Debajo del borde de la carlinga leí la
palabra Don, escrita en letras góticas doradas, la matrícula adherida al
portamapas decía : D. W. Shimoda. Los instrumentos acababan de salir del
embalaje : eran los originales, de 1928. Palanca de mando y barra del timón
de dirección fabricadas con doble barnizado ; palanca de gases, mando de
mezcla y avance de encendido a la izquierda. Ya no se encuentran avances
de encendido ni siquiera en las antigüedades mejor restauradas.

 

Ni un
raspón, ni un remiendo en el fuselaje, ni una salpicadura de aceite.
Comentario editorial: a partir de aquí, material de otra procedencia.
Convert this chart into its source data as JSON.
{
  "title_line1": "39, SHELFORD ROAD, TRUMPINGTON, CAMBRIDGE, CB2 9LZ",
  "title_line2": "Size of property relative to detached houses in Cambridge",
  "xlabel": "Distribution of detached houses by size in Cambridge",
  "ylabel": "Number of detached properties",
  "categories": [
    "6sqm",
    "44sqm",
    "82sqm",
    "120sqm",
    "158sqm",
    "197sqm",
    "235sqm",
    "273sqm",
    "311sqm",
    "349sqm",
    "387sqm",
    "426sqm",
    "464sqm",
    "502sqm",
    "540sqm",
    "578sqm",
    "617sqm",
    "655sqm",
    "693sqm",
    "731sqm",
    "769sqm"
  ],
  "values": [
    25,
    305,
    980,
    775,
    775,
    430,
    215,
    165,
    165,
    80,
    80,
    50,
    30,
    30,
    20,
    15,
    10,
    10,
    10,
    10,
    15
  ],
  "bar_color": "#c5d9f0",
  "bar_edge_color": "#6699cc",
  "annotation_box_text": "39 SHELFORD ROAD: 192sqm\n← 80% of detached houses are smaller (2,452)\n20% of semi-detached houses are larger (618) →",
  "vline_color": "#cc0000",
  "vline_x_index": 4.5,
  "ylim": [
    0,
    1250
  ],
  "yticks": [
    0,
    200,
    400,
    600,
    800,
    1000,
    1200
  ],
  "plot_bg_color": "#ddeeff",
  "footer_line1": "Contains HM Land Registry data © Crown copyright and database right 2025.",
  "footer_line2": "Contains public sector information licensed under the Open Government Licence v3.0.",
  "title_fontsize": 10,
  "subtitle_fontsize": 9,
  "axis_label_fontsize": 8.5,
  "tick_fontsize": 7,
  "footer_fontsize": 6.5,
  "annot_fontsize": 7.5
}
Ni
siquiera una brizna de paja sobre el suelo de la carlinga, como si el biplano
no hubiera volado nunca y se hubiera materializado allí mismo después de
atravesar medio siglo por un túnel del tiempo. Sentí un extraño escalofrío
en la nuca.


– ¿ Cuánto hace que llevas pasajeros ?- le pregunté.
– Aproximadamente un mes, ahora. Cinco semanas.
Mentía. Cinco semanas por los campos y, seas quien fueres, tendrás mugre
y aceite en el avión y habrá una brizna de paja en el suelo de la carlinga,
por mucho que te esmeres para evitarlo. Pero aquel artefacto… ni aceite
sobre el parabrisas, ni manchas de heno volador aplastado contra los
fuertes ataques de las alas y los alerones de la cola, ni insectos estrellados
contra la hélice.

Un avión que atraviesa la atmósfera estival de Illinois no
puede estar en semejantes condiciones. Examiné el Travel Air durante
otros cinco minutos. Después volví al punto de partida y me senté sobre el
heno, debajo del ala, de cara al piloto. No tenía miedo. El fulano seguía
resultándome simpático, pero había algo que no encajaba.
– ¿ Porqué no me dices la verdad ?
– Te la he dicho, Richard – respondió -. Además, puedes ver el nombre
pintado en el avión.


– Nadie puede estar llevando pasajeros en un Travel Air durante un mes
sin que el avión se le manche de aceite, amigo mío, y de polvo. Sin que
tenga que aplicar un remiendo al fuselaje. Y ¡ por amor de Dios !, sin que
se le llene el suelo de paja.


Sonrió plácidamente.
– Hay cosas que ignoras.
En ese momento era un ser extraño procedente de otro planeta. Le creí,
pero no encontré la forma de explicar la presencia de su avión, refulgente,
posado en el campo estival.


– Es cierto, pero algún día lo sabré todo. Y entonces te regalaré mi avión
Donald, porque ya no lo necesitaré para volar. Me miró con interés y
arqueó las cejas negras.
– ¿De veras ? Cuéntamelo.
Estaba exultante. ¡ Al fin ! Alguien dispuesto a escuchar mi teoría.